Schachbericht vom 21.04.2018

Sieg in Runde 8

Überraschend deutlich gewannen die Schachstrategen des SV Altensittenbach gegen die stark abstiegsgefährdeten Gegner des SK Nürnberg. Nach vier Stunden stand es 6-2, wobei die Altensittenbacher keine einzige Verlustpartie zu beklagen hatten.
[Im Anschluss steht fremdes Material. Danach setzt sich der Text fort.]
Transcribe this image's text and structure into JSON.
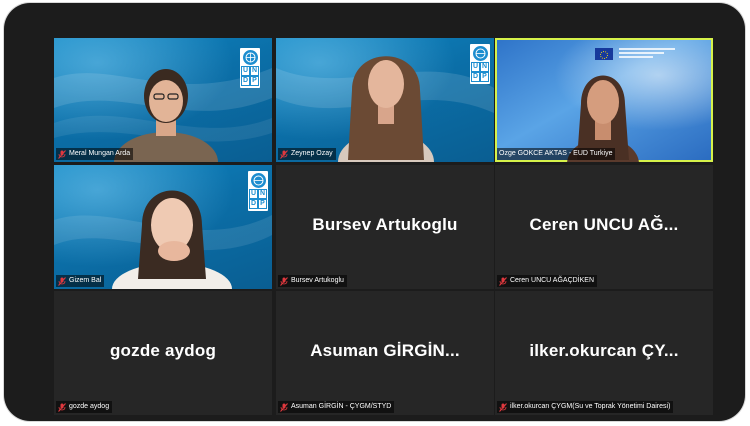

Frank Röder, Brett 3, steuerte den ersten Siegpunkt bei, als er mit einem taktischen Schlag eine Figur für zwei Bauern gewann. Den anschließenden technischen Part löste er ohne Probleme. Sein Bruder Gerd Röder akzeptierte am vierten Brett das Remisangebot seines Gegners, weil er im 20. Zug bereits einen Großteil seiner Bedenkzeit aufgebraucht hatte. Manfred Wallinger und Gert Rösel siegten ebenfalls. Wallinger überspielte am fünften Brett seinen Gegner am Damenflügel und Rösel kam am achten Brett mit einem überraschenden Qualitätsopfer zum Erfolg. Wolfhardt Schraufl, Brett 7, opferte ebenfalls die Qualität, doch reichte es nur zu einem Dauerschach. Am zweiten Brett gewann Tobias Ammon einen Bauern, doch ein heraufziehender Königsangriff zwang ihn, eine Zugwiederholung zu wählen. Am Spitzenbrett traf Christian Endres auf einen gut vorbereiteten Gegner und geriet schnell in eine ernste Lage. Doch weil er alle verfügbaren taktischen Ressourcen nutzte, konnte er sich ins Unentschieden retten. In der finalen Partie kämpfte Friedrich Hanisch, Brett 7, um den vollen Punkt in einem Endspiel mit Leichtfigur. Sein Gegner erleichterte ihm seine Aufgabe dabei erheblich, als er grundlos einen Bauern einstellte.